C’est donc à une rencontre moins convenue qu’il n’y paraissait au premier abord que nous a convié le violoniste Julien Chauvin et son ensemble Le Concert de la Loge, pour le cinquième concert du 27e Festival de Pâques de Deauville.
La soirée s’ouvre avec la Serenata notturna KV 239 d’un Mozart de 20 ans et d’emblée l’orchestre séduit par ses couleurs, son juste équilibre, son esprit bouffe et ses accents « gipsy ». L’œuvre est légère mais l’interprétation jamais superficielle.
© Claude Doaré
On mesure le chemin parcouru par Mozart en 12 ans à l’écoute de la deuxième pièce du programme, la Symphonie KV 16 composée lors du séjour à Londres en 1764. La partition est sans doute mineure musicalement, mais symboliquement importante. Le Concert de la Loge en donne une interprétation où se mêlent énergie (1er et 3e mouvement) et clair-obscur (2e mouvement).
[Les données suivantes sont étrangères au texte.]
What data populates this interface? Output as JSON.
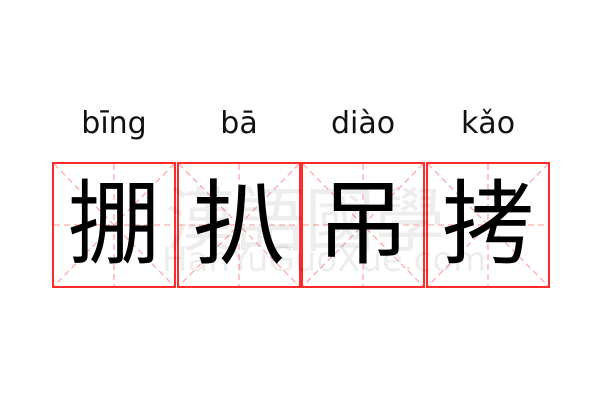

Un entracte s’impose qui nous évite de comparer, à notre corps défendant, les débuts symphoniques de Mozart et la Symphonie « Le matin » Hob. I:6 écrite par un Haydn de 29 ans. Le lever du soleil est magnifiquement rendu par Le Concert de la Loge qui non seulement excelle vraiment dans ce répertoire, mais prend aussi un plaisir évident à le jouer.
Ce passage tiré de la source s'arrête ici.